Homer Kelly, too, was enchanted with the afternoon. It wasn’t the justice of the women’s cause that had diverted him, it was the everlasting melodrama of human souls in conflict. It was the handfuls of gritty sand that were forever being sprinkled into the machinery of daily life, grinding the ill-fitting cogs against each other, warping the sprockets, jamming the mismatched teeth. It was always so fascinating, the way people went right on being so outrageously themselves, and therefore so eternally interesting. “Owen, old man, you were magnificent,” said Homer.
Owen was deathly pale, his forehead beaded with perspiration. “Well, then, tell me—how am I going to tell Dombey Dell he’s got to make room on his schedule tomorrow for a paper by Winifred Gaw?”
“Want me to tell him?” offered Homer amiably. “Look, if he gives you any trouble, just call on me. I’ll knock his block off. I’ll wring his neck. Oh, say, Owen, that reminds me. I bought a chicken. How about coming home for supper tonight?”
“Oh, no, thank you, Homer. I’ve got to be friendly to all those people who are arriving today. I’m sorry.”
“Oh, by the way, Owen,
Mary’s coming for the picnic on Thursday. Is it okay if she shares my room?”

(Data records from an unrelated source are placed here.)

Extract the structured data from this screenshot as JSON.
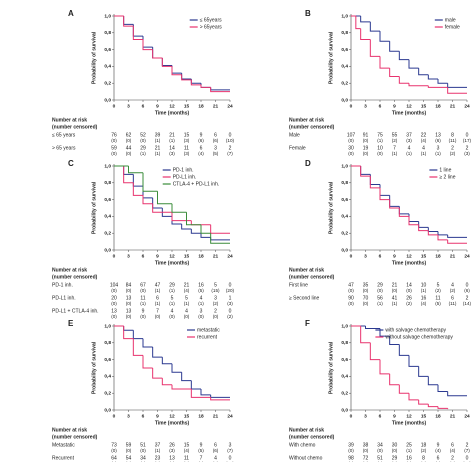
{
  "chart_data": [
    {
      "type": "line",
      "step": true,
      "panel": "A",
      "y_label": "Probability of survival",
      "x_label": "Time (months)",
      "risk_title": [
        "Number at risk",
        "(number censored)"
      ],
      "xlim": [
        0,
        24
      ],
      "xticks": [
        0,
        3,
        6,
        9,
        12,
        15,
        18,
        21,
        24
      ],
      "ylim": [
        0,
        1
      ],
      "yticks": [
        {
          "value": 0,
          "label": "0,0"
        },
        {
          "value": 0.2,
          "label": "0,2"
        },
        {
          "value": 0.4,
          "label": "0,4"
        },
        {
          "value": 0.6,
          "label": "0,6"
        },
        {
          "value": 0.8,
          "label": "0,8"
        },
        {
          "value": 1,
          "label": "1,0"
        }
      ],
      "legend": "top-right",
      "series": [
        {
          "name": "≤ 65years",
          "color": "#2b3990",
          "x": [
            0,
            2,
            4,
            6,
            8,
            10,
            12,
            14,
            16,
            18,
            20,
            24
          ],
          "values": [
            1,
            0.9,
            0.76,
            0.63,
            0.5,
            0.41,
            0.32,
            0.25,
            0.2,
            0.15,
            0.12,
            0.12
          ]
        },
        {
          "name": "> 65years",
          "color": "#e8336e",
          "x": [
            0,
            2,
            4,
            6,
            8,
            10,
            12,
            14,
            16,
            18,
            20,
            24
          ],
          "values": [
            1,
            0.88,
            0.72,
            0.6,
            0.5,
            0.4,
            0.3,
            0.24,
            0.18,
            0.15,
            0.1,
            0.1
          ]
        }
      ],
      "risk_table": [
        {
          "label": "≤ 65 years",
          "counts": [
            76,
            62,
            52,
            39,
            21,
            15,
            9,
            6,
            0
          ],
          "censored": [
            "(0)",
            "(0)",
            "(0)",
            "(1)",
            "(1)",
            "(3)",
            "(6)",
            "(6)",
            "(10)"
          ]
        },
        {
          "label": "> 65 years",
          "counts": [
            59,
            44,
            29,
            21,
            14,
            11,
            6,
            3,
            2
          ],
          "censored": [
            "(0)",
            "(0)",
            "(1)",
            "(1)",
            "(3)",
            "(3)",
            "(4)",
            "(5)",
            "(7)"
          ]
        }
      ]
    },
    {
      "type": "line",
      "step": true,
      "panel": "B",
      "y_label": "Probability of survival",
      "x_label": "Time (months)",
      "risk_title": [
        "Number at risk",
        "(number censored)"
      ],
      "xlim": [
        0,
        24
      ],
      "xticks": [
        0,
        3,
        6,
        9,
        12,
        15,
        18,
        21,
        24
      ],
      "ylim": [
        0,
        1
      ],
      "yticks": [
        {
          "value": 0,
          "label": "0,0"
        },
        {
          "value": 0.2,
          "label": "0,2"
        },
        {
          "value": 0.4,
          "label": "0,4"
        },
        {
          "value": 0.6,
          "label": "0,6"
        },
        {
          "value": 0.8,
          "label": "0,8"
        },
        {
          "value": 1,
          "label": "1,0"
        }
      ],
      "legend": "top-right",
      "series": [
        {
          "name": "male",
          "color": "#2b3990",
          "x": [
            0,
            2,
            4,
            6,
            8,
            10,
            12,
            14,
            16,
            18,
            20,
            24
          ],
          "values": [
            1,
            0.93,
            0.82,
            0.7,
            0.58,
            0.48,
            0.38,
            0.3,
            0.25,
            0.2,
            0.15,
            0.15
          ]
        },
        {
          "name": "female",
          "color": "#e8336e",
          "x": [
            0,
            1,
            2,
            4,
            6,
            8,
            10,
            12,
            16,
            20,
            24
          ],
          "values": [
            1,
            0.85,
            0.72,
            0.52,
            0.38,
            0.28,
            0.2,
            0.17,
            0.15,
            0.08,
            0.08
          ]
        }
      ],
      "risk_table": [
        {
          "label": "Male",
          "counts": [
            107,
            91,
            75,
            55,
            37,
            22,
            13,
            8,
            0
          ],
          "censored": [
            "(0)",
            "(0)",
            "(1)",
            "(2)",
            "(3)",
            "(4)",
            "(6)",
            "(11)",
            "(17)"
          ]
        },
        {
          "label": "Female",
          "counts": [
            30,
            19,
            10,
            7,
            4,
            4,
            3,
            2,
            2
          ],
          "censored": [
            "(0)",
            "(0)",
            "(0)",
            "(1)",
            "(1)",
            "(1)",
            "(1)",
            "(2)",
            "(3)"
          ]
        }
      ]
    },
    {
      "type": "line",
      "step": true,
      "panel": "C",
      "y_label": "Probability of survival",
      "x_label": "Time (months)",
      "risk_title": [
        "Number at risk",
        "(number censored)"
      ],
      "xlim": [
        0,
        24
      ],
      "xticks": [
        0,
        3,
        6,
        9,
        12,
        15,
        18,
        21,
        24
      ],
      "ylim": [
        0,
        1
      ],
      "yticks": [
        {
          "value": 0,
          "label": "0,0"
        },
        {
          "value": 0.2,
          "label": "0,2"
        },
        {
          "value": 0.4,
          "label": "0,4"
        },
        {
          "value": 0.6,
          "label": "0,6"
        },
        {
          "value": 0.8,
          "label": "0,8"
        },
        {
          "value": 1,
          "label": "1,0"
        }
      ],
      "legend": "top-right",
      "series": [
        {
          "name": "PD-1 inh.",
          "color": "#2b3990",
          "x": [
            0,
            2,
            4,
            6,
            8,
            10,
            12,
            14,
            16,
            18,
            20,
            24
          ],
          "values": [
            1,
            0.9,
            0.76,
            0.62,
            0.5,
            0.4,
            0.31,
            0.25,
            0.2,
            0.15,
            0.12,
            0.12
          ]
        },
        {
          "name": "PD-L1 inh.",
          "color": "#e8336e",
          "x": [
            0,
            2,
            4,
            6,
            8,
            12,
            16,
            20,
            24
          ],
          "values": [
            1,
            0.8,
            0.65,
            0.55,
            0.45,
            0.35,
            0.3,
            0.2,
            0.2
          ]
        },
        {
          "name": "CTLA-4 + PD-L1 inh.",
          "color": "#3a8c3a",
          "x": [
            0,
            3,
            6,
            9,
            12,
            15,
            18,
            20,
            24
          ],
          "values": [
            1,
            0.92,
            0.7,
            0.55,
            0.45,
            0.3,
            0.2,
            0.08,
            0.08
          ]
        }
      ],
      "risk_table": [
        {
          "label": "PD-1 inh.",
          "counts": [
            104,
            84,
            67,
            47,
            29,
            21,
            16,
            5,
            0
          ],
          "censored": [
            "(0)",
            "(0)",
            "(0)",
            "(1)",
            "(1)",
            "(4)",
            "(5)",
            "(15)",
            "(20)"
          ]
        },
        {
          "label": "PD-L1 inh.",
          "counts": [
            20,
            13,
            11,
            6,
            5,
            5,
            4,
            3,
            1
          ],
          "censored": [
            "(0)",
            "(0)",
            "(1)",
            "(1)",
            "(1)",
            "(1)",
            "(1)",
            "(2)",
            "(3)"
          ]
        },
        {
          "label": "PD-L1 + CTLA-4 inh.",
          "counts": [
            13,
            13,
            9,
            7,
            4,
            4,
            3,
            2,
            0
          ],
          "censored": [
            "(0)",
            "(0)",
            "(0)",
            "(0)",
            "(0)",
            "(0)",
            "(0)",
            "(0)",
            "(2)"
          ]
        }
      ]
    },
    {
      "type": "line",
      "step": true,
      "panel": "D",
      "y_label": "Probability of survival",
      "x_label": "Time (months)",
      "risk_title": [
        "Number at risk",
        "(number censored)"
      ],
      "xlim": [
        0,
        24
      ],
      "xticks": [
        0,
        3,
        6,
        9,
        12,
        15,
        18,
        21,
        24
      ],
      "ylim": [
        0,
        1
      ],
      "yticks": [
        {
          "value": 0,
          "label": "0,0"
        },
        {
          "value": 0.2,
          "label": "0,2"
        },
        {
          "value": 0.4,
          "label": "0,4"
        },
        {
          "value": 0.6,
          "label": "0,6"
        },
        {
          "value": 0.8,
          "label": "0,8"
        },
        {
          "value": 1,
          "label": "1,0"
        }
      ],
      "legend": "top-right",
      "series": [
        {
          "name": "1 line",
          "color": "#2b3990",
          "x": [
            0,
            2,
            4,
            6,
            8,
            10,
            12,
            14,
            16,
            18,
            20,
            24
          ],
          "values": [
            1,
            0.9,
            0.78,
            0.65,
            0.52,
            0.43,
            0.34,
            0.27,
            0.22,
            0.18,
            0.15,
            0.15
          ]
        },
        {
          "name": "≥ 2 line",
          "color": "#e8336e",
          "x": [
            0,
            2,
            4,
            6,
            8,
            10,
            12,
            14,
            16,
            18,
            20,
            24
          ],
          "values": [
            1,
            0.88,
            0.74,
            0.6,
            0.5,
            0.4,
            0.3,
            0.23,
            0.18,
            0.12,
            0.08,
            0.08
          ]
        }
      ],
      "risk_table": [
        {
          "label": "First line",
          "counts": [
            47,
            35,
            29,
            21,
            14,
            10,
            5,
            4,
            0
          ],
          "censored": [
            "(0)",
            "(0)",
            "(0)",
            "(0)",
            "(0)",
            "(1)",
            "(2)",
            "(2)",
            "(6)"
          ]
        },
        {
          "label": "≥ Second line",
          "counts": [
            90,
            70,
            56,
            41,
            26,
            16,
            11,
            6,
            2
          ],
          "censored": [
            "(0)",
            "(0)",
            "(1)",
            "(1)",
            "(2)",
            "(4)",
            "(5)",
            "(11)",
            "(14)"
          ]
        }
      ]
    },
    {
      "type": "line",
      "step": true,
      "panel": "E",
      "y_label": "Probability of survival",
      "x_label": "Time (months)",
      "risk_title": [
        "Number at risk",
        "(number censored)"
      ],
      "xlim": [
        0,
        24
      ],
      "xticks": [
        0,
        3,
        6,
        9,
        12,
        15,
        18,
        21,
        24
      ],
      "ylim": [
        0,
        1
      ],
      "yticks": [
        {
          "value": 0,
          "label": "0,0"
        },
        {
          "value": 0.2,
          "label": "0,2"
        },
        {
          "value": 0.4,
          "label": "0,4"
        },
        {
          "value": 0.6,
          "label": "0,6"
        },
        {
          "value": 0.8,
          "label": "0,8"
        },
        {
          "value": 1,
          "label": "1,0"
        }
      ],
      "legend": "top-right",
      "series": [
        {
          "name": "metastatic",
          "color": "#2b3990",
          "x": [
            0,
            2,
            4,
            6,
            8,
            10,
            12,
            14,
            16,
            18,
            20,
            24
          ],
          "values": [
            1,
            0.95,
            0.85,
            0.75,
            0.63,
            0.55,
            0.45,
            0.35,
            0.25,
            0.18,
            0.15,
            0.15
          ]
        },
        {
          "name": "recurrent",
          "color": "#e8336e",
          "x": [
            0,
            2,
            4,
            6,
            8,
            10,
            12,
            16,
            20,
            24
          ],
          "values": [
            1,
            0.85,
            0.65,
            0.5,
            0.38,
            0.3,
            0.25,
            0.15,
            0.12,
            0.12
          ]
        }
      ],
      "risk_table": [
        {
          "label": "Metastatic",
          "counts": [
            73,
            59,
            51,
            37,
            26,
            15,
            9,
            6,
            3
          ],
          "censored": [
            "(0)",
            "(0)",
            "(0)",
            "(1)",
            "(3)",
            "(4)",
            "(5)",
            "(6)",
            "(7)"
          ]
        },
        {
          "label": "Recurrent",
          "counts": [
            64,
            54,
            34,
            23,
            13,
            11,
            7,
            4,
            0
          ],
          "censored": [
            "(0)",
            "(0)",
            "(1)",
            "(2)",
            "(2)",
            "(2)",
            "(3)",
            "(4)",
            "(10)"
          ]
        }
      ]
    },
    {
      "type": "line",
      "step": true,
      "panel": "F",
      "y_label": "Probability of survival",
      "x_label": "Time (months)",
      "risk_title": [
        "Number at risk",
        "(number censored)"
      ],
      "xlim": [
        0,
        24
      ],
      "xticks": [
        0,
        3,
        6,
        9,
        12,
        15,
        18,
        21,
        24
      ],
      "ylim": [
        0,
        1
      ],
      "yticks": [
        {
          "value": 0,
          "label": "0,0"
        },
        {
          "value": 0.2,
          "label": "0,2"
        },
        {
          "value": 0.4,
          "label": "0,4"
        },
        {
          "value": 0.6,
          "label": "0,6"
        },
        {
          "value": 0.8,
          "label": "0,8"
        },
        {
          "value": 1,
          "label": "1,0"
        }
      ],
      "legend": "top-right",
      "series": [
        {
          "name": "with salvage chemotherapy",
          "color": "#2b3990",
          "x": [
            0,
            3,
            6,
            8,
            10,
            12,
            14,
            16,
            18,
            20,
            24
          ],
          "values": [
            1,
            0.97,
            0.88,
            0.78,
            0.65,
            0.52,
            0.4,
            0.3,
            0.22,
            0.17,
            0.17
          ]
        },
        {
          "name": "without salvage chemotherapy",
          "color": "#e8336e",
          "x": [
            0,
            2,
            4,
            6,
            8,
            10,
            12,
            14,
            16,
            18,
            20
          ],
          "values": [
            1,
            0.8,
            0.6,
            0.43,
            0.3,
            0.2,
            0.12,
            0.07,
            0.04,
            0.02,
            0.01
          ]
        }
      ],
      "risk_table": [
        {
          "label": "With chemo",
          "counts": [
            39,
            38,
            34,
            30,
            25,
            18,
            9,
            6,
            2
          ],
          "censored": [
            "(0)",
            "(0)",
            "(0)",
            "(0)",
            "(1)",
            "(2)",
            "(4)",
            "(4)",
            "(7)"
          ]
        },
        {
          "label": "Without chemo",
          "counts": [
            98,
            72,
            51,
            29,
            16,
            8,
            6,
            2,
            0
          ],
          "censored": [
            "(0)",
            "(0)",
            "(1)",
            "(2)",
            "(3)",
            "(4)",
            "(4)",
            "(7)",
            "(10)"
          ]
        }
      ]
    }
  ]
}
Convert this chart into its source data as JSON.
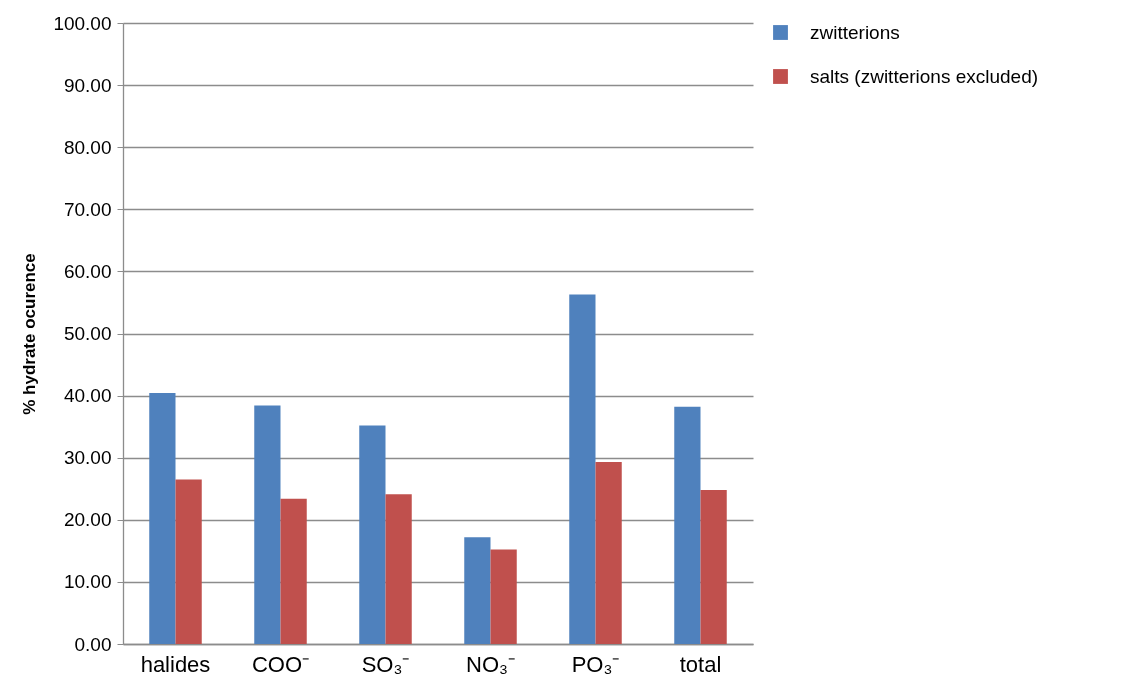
{
  "chart_data": {
    "type": "bar",
    "ylabel": "% hydrate ocurence",
    "categories": [
      "halides",
      "COO⁻",
      "SO₃⁻",
      "NO₃⁻",
      "PO₃⁻",
      "total"
    ],
    "series": [
      {
        "name": "zwitterions",
        "color": "#4f81bd",
        "values": [
          40.4,
          38.4,
          35.2,
          17.2,
          56.3,
          38.2
        ]
      },
      {
        "name": "salts (zwitterions excluded)",
        "color": "#c0504d",
        "values": [
          26.5,
          23.4,
          24.1,
          15.2,
          29.3,
          24.8
        ]
      }
    ],
    "ylim": [
      0,
      100
    ],
    "yticks": [
      {
        "value": 0,
        "label": "0.00"
      },
      {
        "value": 10,
        "label": "10.00"
      },
      {
        "value": 20,
        "label": "20.00"
      },
      {
        "value": 30,
        "label": "30.00"
      },
      {
        "value": 40,
        "label": "40.00"
      },
      {
        "value": 50,
        "label": "50.00"
      },
      {
        "value": 60,
        "label": "60.00"
      },
      {
        "value": 70,
        "label": "70.00"
      },
      {
        "value": 80,
        "label": "80.00"
      },
      {
        "value": 90,
        "label": "90.00"
      },
      {
        "value": 100,
        "label": "100.00"
      }
    ],
    "grid": "y",
    "legend": "right"
  }
}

“Why, certainly. I’ll be delighted to see her.”
“Well, so long then, Owen. Sorry about the chicken. I think I’ll boil it in gin. That ought to sozzle its gizzard. Now, remember, Owen, if you have a hard time with Dombey Dell, just call me up. I’ll come right over and bust him one.”
14
Will the frock I wept in
Answer me to wear?
“What the hell?” said Dombey Dell. “What the hell? What the hell? What the hell?”
Owen explained it again, from the beginning, and then he stood quietly beside the piano in the Dickinson parlor for fifteen minutes, enduring Dombey’s rage and despair.
“Winifred Gaw? A platform address by Winifred Gaw? I’ll be a laughingstock! How could you do it to me, Owen? How could you?”
But at last Dombey cooled down and accepted the additions with reluctant grace and only a mild sprinkling of extra what-the-hells. When Alison Grove appeared beside the teacups, Dombey goggled at her with lecherous enthusiasm and hurried to pick up her bag and guide her upstairs to the sacred bedchamber.
“Are you sure it’s, like, okay for me to sleep here?” Alison put down her coat on the bed and looked around doubtfully.
Dombey’s eyes flickered guiltily over the cradle in which the infant Emily had been rocked, the Franklin stove that had kept the grown woman warm, the bed in which she had died. “Oh, sure, sure,” said Dombey hastily, “of course it’s all right. After all, Owen Kraznik has been pretty high-handed himself. Well, never mind about that.” Dombey opened the closet door and took out Emily Dickinson’s white dress. “Don’t worry your pretty little head.”